Stando al Washington Post, il movimento islamista avrebbe messo da parte alcune delle sue condizioni più rilevanti e ora sarebbe pronto a un’intesa rinunciando, ad esempio, al ritiro dell’esercito israeliano dai Corridoi Netzarim e Filadelfia e dal nord di Gaza svuotato della sua popolazione dalle forze di occupazione. Si dice che l’intesa sia a portata di mano, raggiungibile entro qualche settimana se non addirittura nei prossimi giorni. Non c’è conferma da parte della leadership di Hamas. Tuttavia, nella Striscia la popolazione, stremata da quasi 15 mesi di offensiva israeliana, preme per la fine dei combattimenti. Anche questo avrebbe spinto Hamas ad ammorbidire le sue richieste, assieme, si dice, agli avvertimenti di Trump che minaccia bombardamenti a tappeto quando sarà alla Casa Bianca se non saranno rilasciati gli ostaggi israeliani, in particolare quelli in possesso anche della cittadinanza statunitense.
La proposta di accordo di cui si parla prevede una «pausa» di 60 giorni e uno scambio tra i circa 100 ostaggi israeliani a Gaza con 700 forse 1000 detenuti politici palestinesi, alcuni di primo piano, tra cui Marwan Barghouti, il «Mandela palestinese» in carcere da 22 anni. Netanyahu resiste, non vuole rilasciare detenuti condannati per azioni armate e attentati. Dall’altra parte Hamas ha bisogno della scarcerazione di prigionieri politici importanti per poter proclamare di aver resistito all’offensiva militare lanciata da Netanyahu e aver infine costretto Israele a trattare. È possibile che si raggiunga una intesa che preveda il trasferimento (l’espulsione) all’estero dei prigionieri palestinesi che saranno liberati.
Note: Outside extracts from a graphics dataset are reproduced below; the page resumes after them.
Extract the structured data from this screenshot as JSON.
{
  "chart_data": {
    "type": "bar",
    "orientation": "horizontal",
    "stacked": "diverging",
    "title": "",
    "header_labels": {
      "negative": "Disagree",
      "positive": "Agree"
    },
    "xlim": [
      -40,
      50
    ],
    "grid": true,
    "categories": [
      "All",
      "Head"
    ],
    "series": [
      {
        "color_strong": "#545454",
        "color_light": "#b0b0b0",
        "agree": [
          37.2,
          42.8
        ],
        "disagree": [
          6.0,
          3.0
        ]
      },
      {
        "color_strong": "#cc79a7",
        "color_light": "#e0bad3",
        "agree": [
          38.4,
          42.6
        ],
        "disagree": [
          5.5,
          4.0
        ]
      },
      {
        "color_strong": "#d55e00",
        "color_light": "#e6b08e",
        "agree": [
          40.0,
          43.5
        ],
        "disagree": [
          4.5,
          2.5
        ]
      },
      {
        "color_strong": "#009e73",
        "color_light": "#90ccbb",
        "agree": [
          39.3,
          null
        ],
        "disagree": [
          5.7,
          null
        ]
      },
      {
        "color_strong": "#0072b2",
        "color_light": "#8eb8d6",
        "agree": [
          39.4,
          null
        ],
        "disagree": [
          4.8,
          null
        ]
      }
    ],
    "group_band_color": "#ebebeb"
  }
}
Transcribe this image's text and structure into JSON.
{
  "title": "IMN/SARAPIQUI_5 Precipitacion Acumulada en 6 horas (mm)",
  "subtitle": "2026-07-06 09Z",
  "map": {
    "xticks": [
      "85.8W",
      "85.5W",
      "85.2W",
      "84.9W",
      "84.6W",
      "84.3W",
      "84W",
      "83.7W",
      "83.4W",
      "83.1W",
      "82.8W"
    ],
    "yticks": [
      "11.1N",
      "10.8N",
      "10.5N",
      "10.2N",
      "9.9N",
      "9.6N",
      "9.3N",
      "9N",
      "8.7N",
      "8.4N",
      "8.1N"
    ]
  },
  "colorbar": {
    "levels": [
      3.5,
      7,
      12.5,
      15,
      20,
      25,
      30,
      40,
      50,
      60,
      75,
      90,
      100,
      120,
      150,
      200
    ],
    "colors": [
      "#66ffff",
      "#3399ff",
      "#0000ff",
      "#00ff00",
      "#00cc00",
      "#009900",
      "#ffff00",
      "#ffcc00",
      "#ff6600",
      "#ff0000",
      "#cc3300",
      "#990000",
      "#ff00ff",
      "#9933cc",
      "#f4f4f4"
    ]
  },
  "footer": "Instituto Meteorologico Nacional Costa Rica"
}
IN OGNI CASO, il ministro della Difesa israeliano Israel Katz ieri ha ripetuto che Israele continuerà a governare militarmente Gaza alla fine dell’offensiva. «Una volta sconfitta l’ala militare e il potere dominante di Hamas a Gaza, Israele controllerà la sicurezza a Gaza con piena libertà di agire, proprio come in Giudea e Samaria (la Cisgiordania occupata, ndr)», ha detto Katz lasciando intendere che, terminata la pausa, Israele tornerà all’attacco. Una minaccia che Hamas sta cercando di scongiurare, segnalando che non accetterà qualsiasi accordo.
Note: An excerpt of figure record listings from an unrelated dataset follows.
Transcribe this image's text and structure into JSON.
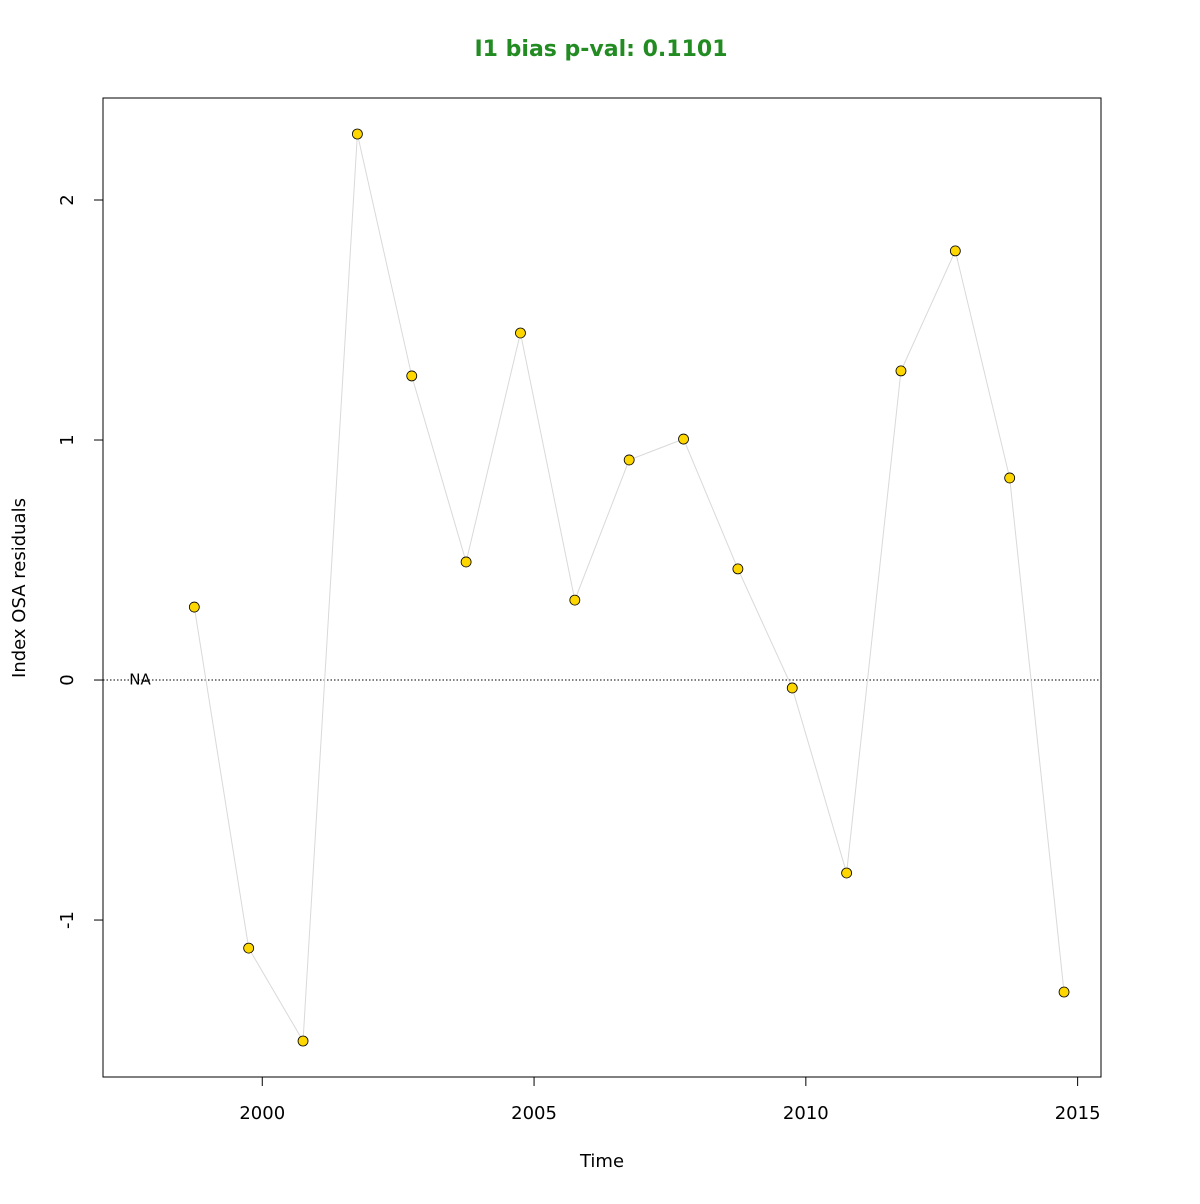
{
  "chart_data": {
    "type": "line",
    "title": "I1 bias p-val: 0.1101",
    "title_color": "#228B22",
    "x_label": "Time",
    "y_label": "Index OSA residuals",
    "x": [
      1997.75,
      1998.75,
      1999.75,
      2000.75,
      2001.75,
      2002.75,
      2003.75,
      2004.75,
      2005.75,
      2006.75,
      2007.75,
      2008.75,
      2009.75,
      2010.75,
      2011.75,
      2012.75,
      2013.75,
      2014.75
    ],
    "series": [
      {
        "name": "I1",
        "color": "#d9d9d9",
        "marker_color": "#FFD700",
        "values": [
          null,
          0.304,
          -1.117,
          -1.504,
          2.275,
          1.267,
          0.492,
          1.446,
          0.333,
          0.917,
          1.004,
          0.463,
          -0.033,
          -0.804,
          1.288,
          1.788,
          0.842,
          -1.3
        ]
      }
    ],
    "na_label": "NA",
    "hline": 0,
    "xlim": [
      1997.07,
      2015.43
    ],
    "xticks": [
      2000,
      2005,
      2010,
      2015
    ],
    "ylim": [
      -1.654,
      2.425
    ],
    "yticks": [
      -1,
      0,
      1,
      2
    ]
  }
}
Intanto il capo dell’Autorità nazionale palestinese (Anp) Abu Mazen oggi sarà al Cairo su invito dell’Egitto per discutere della tregua a Gaza. Il suo coinvolgimento è stato criticato da più parti, a partire da Hamas, perché in questi giorni la polizia agli ordini presidente palestinese sta conducendo una pesante campagna di arresti in Cisgiordania, in particolare a Jenin dove ha ucciso un comandante del Jihad islami. Hamas ha chiesto la sollevazione palestinese contro l’Anp.